We will conduct retrospective analyses on routine clinical data extracted from the EHR (Appendix). We will perform both intent-to-treat analysis and an as-treated analysis. Mixed-effects models accounting for clustering of patients within clinics will be used in our analyses. Our primary outcome, percentage change in HbA1c, will test our primary hypothesis that reduction in HbA1c observed at 12 months following initiation of the enhanced system in the selected clinics will be greater than reduction in HbA1c during the same period in the standard clinics. We will compare baseline HbA1c values to the average of HbA1c values obtained during the 12-month follow-up period. We will use this same outcome to test our second hypothesis, that observed HbA1c improvements in the enhanced clinics will be sustained over 30 months. To test our third hypothesis, that patients in clinics adopting the enhanced system will have greater retention in the health care system during the 12-month follow-up period than those exposed to the standard system, we will assess number of visits to a primary care physician and number of HbA1c tests performed. This will be a natural experiment; therefore, we anticipate some differences in the sociodemographic and clinical characteristics of participants across clinics. We will use propensity score-matching (21) to adjust for these differences, selecting from a wide array of patient measures in the EHR, including demographics, insurance coverage, clinical diagnoses, laboratory tests results, and information on use of health care services.

Outcomes

This study will examine the effectiveness of an enhanced system for the management of newly diagnosed diabetes and prediabetes in participants identified through targeted screening in a primary care setting. This enhanced system will fully incorporate most components of the CCM (1,2) and as such, will involve policy changes at more than 1 level; however, its focus will be observation of the potential benefits of EHR in screening and monitoring outcomes and practice patterns (22). At the same time, this approach will involve a modest lifestyle change that leverages community-based resources. Evidence is mixed for the efficacy of EHR-based interventions in improving care for patients already diagnosed with diabetes (23,24). The use of EHR for diabetes screening and prevention may improve outcomes, because each primary care visit can be considered an opportunity for immediate intervention (25). If the outcomes of our analyses are positive, attribution of an EHR effect independent of other components of the intervention could be addressed in future studies. Our study will be among the first to address whether it is possible to prevent diabetes in a large urban population by implementing an approach that is initiated during routine clinical practices and maintained over time by patients.
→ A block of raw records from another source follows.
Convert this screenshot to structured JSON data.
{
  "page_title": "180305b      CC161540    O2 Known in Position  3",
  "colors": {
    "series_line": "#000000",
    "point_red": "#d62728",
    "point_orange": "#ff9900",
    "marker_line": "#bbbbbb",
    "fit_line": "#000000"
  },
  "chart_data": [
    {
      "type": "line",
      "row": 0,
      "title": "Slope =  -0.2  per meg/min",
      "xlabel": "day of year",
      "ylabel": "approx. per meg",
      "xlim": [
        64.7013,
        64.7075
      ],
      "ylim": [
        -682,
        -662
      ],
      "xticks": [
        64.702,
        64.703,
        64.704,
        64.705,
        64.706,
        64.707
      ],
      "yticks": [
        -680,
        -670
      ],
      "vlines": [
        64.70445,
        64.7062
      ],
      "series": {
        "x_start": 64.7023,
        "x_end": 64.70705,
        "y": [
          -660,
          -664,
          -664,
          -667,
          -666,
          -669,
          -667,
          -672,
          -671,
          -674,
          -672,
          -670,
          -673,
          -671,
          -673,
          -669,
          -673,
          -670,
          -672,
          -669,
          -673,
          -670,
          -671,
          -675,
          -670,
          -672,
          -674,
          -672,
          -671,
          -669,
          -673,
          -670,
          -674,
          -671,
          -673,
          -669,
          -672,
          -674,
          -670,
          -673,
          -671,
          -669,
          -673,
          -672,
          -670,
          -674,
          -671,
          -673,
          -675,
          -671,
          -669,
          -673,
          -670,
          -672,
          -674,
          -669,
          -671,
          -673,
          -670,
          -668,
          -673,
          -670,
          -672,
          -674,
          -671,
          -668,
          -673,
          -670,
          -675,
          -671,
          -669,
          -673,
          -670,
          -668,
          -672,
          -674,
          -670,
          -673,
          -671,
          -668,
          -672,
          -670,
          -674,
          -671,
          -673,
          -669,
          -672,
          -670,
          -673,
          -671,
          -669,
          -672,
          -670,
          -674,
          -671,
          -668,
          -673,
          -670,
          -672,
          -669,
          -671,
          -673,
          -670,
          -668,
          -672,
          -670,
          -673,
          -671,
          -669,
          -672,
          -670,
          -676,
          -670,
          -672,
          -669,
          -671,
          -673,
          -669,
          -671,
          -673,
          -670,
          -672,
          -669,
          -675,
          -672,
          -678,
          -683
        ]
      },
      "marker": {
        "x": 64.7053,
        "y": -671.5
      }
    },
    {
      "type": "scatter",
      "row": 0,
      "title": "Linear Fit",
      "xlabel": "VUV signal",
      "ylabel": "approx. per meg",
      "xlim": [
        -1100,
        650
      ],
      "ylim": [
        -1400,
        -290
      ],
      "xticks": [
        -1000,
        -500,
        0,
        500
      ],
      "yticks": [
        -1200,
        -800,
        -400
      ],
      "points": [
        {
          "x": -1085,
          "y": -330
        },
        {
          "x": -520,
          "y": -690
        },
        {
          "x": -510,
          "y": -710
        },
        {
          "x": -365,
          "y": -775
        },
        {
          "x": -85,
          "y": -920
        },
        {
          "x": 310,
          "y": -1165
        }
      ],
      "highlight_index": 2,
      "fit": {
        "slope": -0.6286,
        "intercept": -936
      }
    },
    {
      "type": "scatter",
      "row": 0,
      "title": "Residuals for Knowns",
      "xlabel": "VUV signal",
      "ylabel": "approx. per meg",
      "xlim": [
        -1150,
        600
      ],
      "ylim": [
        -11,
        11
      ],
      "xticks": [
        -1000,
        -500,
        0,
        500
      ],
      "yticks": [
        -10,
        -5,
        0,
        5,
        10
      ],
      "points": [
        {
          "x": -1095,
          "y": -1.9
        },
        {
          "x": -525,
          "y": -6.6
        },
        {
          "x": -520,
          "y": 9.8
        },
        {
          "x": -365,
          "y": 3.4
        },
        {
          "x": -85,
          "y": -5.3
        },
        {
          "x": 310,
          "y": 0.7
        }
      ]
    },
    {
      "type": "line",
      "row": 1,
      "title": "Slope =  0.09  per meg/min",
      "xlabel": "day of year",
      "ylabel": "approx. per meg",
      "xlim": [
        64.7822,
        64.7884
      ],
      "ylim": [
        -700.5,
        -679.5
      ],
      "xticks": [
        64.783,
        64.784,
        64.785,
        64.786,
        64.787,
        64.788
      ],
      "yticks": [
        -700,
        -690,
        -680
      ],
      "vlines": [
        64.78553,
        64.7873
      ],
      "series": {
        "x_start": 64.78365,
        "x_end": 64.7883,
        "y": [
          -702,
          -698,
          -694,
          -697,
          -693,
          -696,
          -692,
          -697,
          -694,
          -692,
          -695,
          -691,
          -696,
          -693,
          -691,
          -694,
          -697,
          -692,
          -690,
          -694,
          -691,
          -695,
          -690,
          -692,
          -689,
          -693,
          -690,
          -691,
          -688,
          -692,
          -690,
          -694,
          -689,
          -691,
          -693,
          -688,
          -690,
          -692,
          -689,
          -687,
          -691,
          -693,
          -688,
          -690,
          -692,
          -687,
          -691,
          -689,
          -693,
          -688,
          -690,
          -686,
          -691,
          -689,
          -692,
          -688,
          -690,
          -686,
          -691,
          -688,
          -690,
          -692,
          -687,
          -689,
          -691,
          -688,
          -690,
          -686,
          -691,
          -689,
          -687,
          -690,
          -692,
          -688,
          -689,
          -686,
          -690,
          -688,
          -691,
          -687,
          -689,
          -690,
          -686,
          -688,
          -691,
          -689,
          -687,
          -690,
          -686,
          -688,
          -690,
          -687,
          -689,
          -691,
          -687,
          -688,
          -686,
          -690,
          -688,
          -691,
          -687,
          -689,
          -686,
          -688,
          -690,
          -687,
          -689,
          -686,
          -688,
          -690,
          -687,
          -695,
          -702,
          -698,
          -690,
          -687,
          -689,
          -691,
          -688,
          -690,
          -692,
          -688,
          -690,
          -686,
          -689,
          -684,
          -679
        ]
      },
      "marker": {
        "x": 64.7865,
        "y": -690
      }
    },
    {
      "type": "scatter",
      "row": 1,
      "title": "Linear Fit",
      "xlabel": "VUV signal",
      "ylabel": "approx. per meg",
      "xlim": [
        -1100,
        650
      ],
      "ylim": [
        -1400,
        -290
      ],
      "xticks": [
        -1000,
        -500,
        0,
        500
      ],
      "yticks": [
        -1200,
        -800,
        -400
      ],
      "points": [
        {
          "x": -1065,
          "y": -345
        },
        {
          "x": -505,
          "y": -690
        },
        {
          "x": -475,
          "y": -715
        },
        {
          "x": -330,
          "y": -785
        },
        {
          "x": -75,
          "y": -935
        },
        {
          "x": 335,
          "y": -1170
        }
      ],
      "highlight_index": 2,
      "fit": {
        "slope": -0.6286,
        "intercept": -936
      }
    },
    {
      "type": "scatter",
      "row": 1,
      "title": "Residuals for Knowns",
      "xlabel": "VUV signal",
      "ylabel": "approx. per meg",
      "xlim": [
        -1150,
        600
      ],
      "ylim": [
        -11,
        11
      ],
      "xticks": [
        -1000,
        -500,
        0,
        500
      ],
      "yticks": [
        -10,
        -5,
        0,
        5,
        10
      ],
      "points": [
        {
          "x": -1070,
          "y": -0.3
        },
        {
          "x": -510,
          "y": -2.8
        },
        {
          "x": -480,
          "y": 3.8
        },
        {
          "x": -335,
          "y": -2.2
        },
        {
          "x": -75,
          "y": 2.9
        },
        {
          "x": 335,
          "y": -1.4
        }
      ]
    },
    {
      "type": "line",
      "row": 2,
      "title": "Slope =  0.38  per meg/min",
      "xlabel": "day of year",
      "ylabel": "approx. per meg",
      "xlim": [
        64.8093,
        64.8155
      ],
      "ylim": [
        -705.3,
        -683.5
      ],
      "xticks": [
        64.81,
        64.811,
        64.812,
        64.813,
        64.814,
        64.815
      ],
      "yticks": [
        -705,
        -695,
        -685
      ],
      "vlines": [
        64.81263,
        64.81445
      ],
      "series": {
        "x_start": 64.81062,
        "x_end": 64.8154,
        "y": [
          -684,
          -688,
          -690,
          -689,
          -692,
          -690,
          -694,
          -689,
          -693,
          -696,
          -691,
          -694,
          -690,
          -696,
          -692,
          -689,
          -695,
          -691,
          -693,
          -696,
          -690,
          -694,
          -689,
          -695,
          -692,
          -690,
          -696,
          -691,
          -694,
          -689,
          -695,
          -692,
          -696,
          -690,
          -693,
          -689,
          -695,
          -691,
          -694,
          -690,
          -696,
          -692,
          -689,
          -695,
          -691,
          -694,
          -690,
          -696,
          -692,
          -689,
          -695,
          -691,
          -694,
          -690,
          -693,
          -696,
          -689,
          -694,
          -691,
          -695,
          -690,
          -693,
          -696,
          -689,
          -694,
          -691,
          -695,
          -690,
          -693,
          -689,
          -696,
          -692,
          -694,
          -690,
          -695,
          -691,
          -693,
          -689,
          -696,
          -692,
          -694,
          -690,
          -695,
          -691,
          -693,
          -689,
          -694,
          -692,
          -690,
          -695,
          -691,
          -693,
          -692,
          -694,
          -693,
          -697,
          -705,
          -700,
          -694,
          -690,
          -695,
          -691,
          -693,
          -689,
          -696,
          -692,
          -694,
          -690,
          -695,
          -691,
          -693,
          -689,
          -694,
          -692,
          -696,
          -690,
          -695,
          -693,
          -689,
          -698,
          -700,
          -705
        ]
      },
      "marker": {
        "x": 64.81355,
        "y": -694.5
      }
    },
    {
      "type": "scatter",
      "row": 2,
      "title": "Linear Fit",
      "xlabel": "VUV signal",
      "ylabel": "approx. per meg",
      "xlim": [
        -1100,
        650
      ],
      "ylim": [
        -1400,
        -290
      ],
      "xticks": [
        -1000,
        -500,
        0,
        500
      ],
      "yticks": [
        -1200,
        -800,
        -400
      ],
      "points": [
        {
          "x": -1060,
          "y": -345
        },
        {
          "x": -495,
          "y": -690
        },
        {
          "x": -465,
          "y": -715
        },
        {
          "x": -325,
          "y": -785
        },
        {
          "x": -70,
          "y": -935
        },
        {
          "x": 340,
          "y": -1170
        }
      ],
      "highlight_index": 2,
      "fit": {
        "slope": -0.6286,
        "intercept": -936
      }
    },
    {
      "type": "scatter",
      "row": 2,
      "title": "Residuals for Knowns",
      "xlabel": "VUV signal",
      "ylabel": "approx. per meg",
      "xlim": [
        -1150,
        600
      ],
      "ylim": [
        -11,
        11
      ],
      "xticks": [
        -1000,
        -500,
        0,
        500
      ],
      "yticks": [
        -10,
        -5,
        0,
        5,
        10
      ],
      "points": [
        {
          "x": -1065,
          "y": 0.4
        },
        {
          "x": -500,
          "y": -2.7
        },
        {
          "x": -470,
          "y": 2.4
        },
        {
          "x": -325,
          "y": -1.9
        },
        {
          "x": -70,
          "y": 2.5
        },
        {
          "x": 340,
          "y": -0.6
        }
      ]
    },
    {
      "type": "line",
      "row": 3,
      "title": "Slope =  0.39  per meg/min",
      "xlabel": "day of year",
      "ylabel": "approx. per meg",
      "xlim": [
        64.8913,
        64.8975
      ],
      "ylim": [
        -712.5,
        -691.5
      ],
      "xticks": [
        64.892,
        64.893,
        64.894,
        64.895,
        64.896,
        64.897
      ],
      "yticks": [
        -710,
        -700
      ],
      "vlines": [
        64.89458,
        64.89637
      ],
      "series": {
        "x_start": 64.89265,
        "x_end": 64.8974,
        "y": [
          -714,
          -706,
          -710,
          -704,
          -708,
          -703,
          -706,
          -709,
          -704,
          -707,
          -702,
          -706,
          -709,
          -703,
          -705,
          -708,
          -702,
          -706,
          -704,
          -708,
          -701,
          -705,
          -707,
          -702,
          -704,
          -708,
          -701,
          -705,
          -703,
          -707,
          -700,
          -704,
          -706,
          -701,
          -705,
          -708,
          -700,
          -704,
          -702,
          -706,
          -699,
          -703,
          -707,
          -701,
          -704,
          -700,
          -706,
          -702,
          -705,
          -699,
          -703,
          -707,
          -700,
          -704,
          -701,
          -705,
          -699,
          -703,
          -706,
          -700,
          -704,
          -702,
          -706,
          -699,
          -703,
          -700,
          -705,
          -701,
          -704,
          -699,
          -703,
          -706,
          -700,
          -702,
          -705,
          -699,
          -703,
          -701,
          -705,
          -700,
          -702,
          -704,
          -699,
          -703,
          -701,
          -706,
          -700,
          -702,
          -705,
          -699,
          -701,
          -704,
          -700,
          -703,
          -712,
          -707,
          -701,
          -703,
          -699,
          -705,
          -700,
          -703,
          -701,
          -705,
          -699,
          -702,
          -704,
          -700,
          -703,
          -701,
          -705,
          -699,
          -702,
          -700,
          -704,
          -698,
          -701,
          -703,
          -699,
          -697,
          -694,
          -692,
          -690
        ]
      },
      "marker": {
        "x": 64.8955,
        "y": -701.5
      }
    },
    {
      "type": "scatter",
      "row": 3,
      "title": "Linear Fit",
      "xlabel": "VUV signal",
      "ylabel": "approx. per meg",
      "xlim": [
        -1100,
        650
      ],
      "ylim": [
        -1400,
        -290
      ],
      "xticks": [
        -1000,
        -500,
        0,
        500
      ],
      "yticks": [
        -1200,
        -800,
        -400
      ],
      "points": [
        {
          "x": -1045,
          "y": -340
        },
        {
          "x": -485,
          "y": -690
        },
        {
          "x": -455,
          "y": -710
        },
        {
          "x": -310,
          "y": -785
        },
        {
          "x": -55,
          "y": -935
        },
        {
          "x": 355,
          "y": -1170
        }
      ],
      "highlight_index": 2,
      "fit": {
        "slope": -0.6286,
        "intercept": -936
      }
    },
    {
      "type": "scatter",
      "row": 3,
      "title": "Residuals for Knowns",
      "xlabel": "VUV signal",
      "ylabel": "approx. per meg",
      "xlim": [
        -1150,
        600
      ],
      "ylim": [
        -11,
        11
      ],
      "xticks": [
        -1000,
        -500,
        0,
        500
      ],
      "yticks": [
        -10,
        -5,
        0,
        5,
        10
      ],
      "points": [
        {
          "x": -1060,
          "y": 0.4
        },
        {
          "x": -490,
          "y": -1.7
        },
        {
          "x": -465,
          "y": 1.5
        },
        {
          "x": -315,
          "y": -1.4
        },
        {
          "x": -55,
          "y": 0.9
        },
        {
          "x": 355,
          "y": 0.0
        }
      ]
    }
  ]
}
A successful outcome could prompt health systems, health plans, and public insurers to adopt policies such as changes in reimbursement and reallocation of resources to facilitate prevention and early control of diabetes in primary care practices. In addition, it could prompt key players in the community (public agencies, business leaders, social organizations) to adopt and support policies aimed at developing and sustaining effective and affordable lifestyle intervention programs and at maintaining strong clinic–community linkages.